There are several ways to transfer property to heirs or beneficiaries after your death without a formal probate process. The most common way is by owning property as ‘Joint Tenants with Right Survivorship.’ Many married individuals own real estate and joint bank accounts in this fashion. Another method is Transfer on Death deeds and beneficiary designations. To learn more, please look at our Estate Planning section. It is important that you talk with a professional about the limitations of these tools though.

What are the different types of probate?

The exact process under probate that is used depends on the individual circumstances.

1. Formal Administration: If there is a will, the court issues Letters Testamentary to an executor/executrix. If there is no will, the court appoints an administrator and issues Papers of Administration.
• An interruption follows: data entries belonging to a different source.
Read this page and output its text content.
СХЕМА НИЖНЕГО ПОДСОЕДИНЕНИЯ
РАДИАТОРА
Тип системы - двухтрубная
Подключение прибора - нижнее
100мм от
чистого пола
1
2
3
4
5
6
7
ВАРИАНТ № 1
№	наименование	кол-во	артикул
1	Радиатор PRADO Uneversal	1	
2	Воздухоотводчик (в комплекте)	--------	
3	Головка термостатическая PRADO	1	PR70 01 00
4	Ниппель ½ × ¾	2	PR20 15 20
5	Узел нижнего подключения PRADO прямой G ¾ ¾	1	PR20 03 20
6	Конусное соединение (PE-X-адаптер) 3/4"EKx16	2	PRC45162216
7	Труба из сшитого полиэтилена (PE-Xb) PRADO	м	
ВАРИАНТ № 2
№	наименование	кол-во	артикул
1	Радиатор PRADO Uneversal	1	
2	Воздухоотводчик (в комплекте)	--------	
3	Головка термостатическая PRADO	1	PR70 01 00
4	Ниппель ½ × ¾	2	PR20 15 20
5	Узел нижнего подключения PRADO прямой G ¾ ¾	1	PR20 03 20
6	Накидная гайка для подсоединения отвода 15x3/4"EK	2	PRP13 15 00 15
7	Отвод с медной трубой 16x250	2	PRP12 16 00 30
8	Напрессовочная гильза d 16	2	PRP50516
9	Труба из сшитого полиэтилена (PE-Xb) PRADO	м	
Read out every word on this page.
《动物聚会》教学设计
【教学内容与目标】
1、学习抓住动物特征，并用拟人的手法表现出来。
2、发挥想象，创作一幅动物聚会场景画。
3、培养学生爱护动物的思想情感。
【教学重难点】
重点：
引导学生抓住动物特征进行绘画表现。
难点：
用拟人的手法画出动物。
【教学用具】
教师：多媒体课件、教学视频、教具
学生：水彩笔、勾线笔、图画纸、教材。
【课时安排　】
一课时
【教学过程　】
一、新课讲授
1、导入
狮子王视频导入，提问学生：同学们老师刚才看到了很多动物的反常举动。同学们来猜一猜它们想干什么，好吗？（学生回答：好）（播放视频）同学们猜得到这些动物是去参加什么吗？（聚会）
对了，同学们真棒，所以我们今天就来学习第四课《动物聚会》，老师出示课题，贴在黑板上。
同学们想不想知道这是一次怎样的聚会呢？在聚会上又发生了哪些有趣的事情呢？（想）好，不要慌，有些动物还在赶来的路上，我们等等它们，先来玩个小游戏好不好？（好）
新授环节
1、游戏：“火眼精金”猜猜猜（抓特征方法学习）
2. Simplified Administration: Same process as in a Formal administration, but with less Court oversight.

3. Informal Administration: A detailed petition is filed identifying all assets, proposed distributions, plan to satisfy debts, and request for appointment of a representative to carry out the Court’s Orders. While Informal Administration is often the quickest and easiest method for handling an estate, it requires a lot of information be known from the outset. Many estates have too many unknowns to probate in this fashion. Often the full extent of the assets, debts, locations and status of beneficiaries is not immediately apparent.

4. Determination of Descent: This type of estate is most common when no will has been filed. The decedent must have been deceased for more than six months and no other proceedings started. The petition must identify the heirs at law and the decedent’s assets.

5. Refusal to Grant Letters

6. Small Estates Affidavit: An affidavit showing entitlement to the assets and discharging liability pursuant to K.S.A. 59-1507b. This document is filed with the Clerk of the District court and does not require that a pleading be filed with the Court. The estate must have a value of less than $40,000 and can not contain any real property.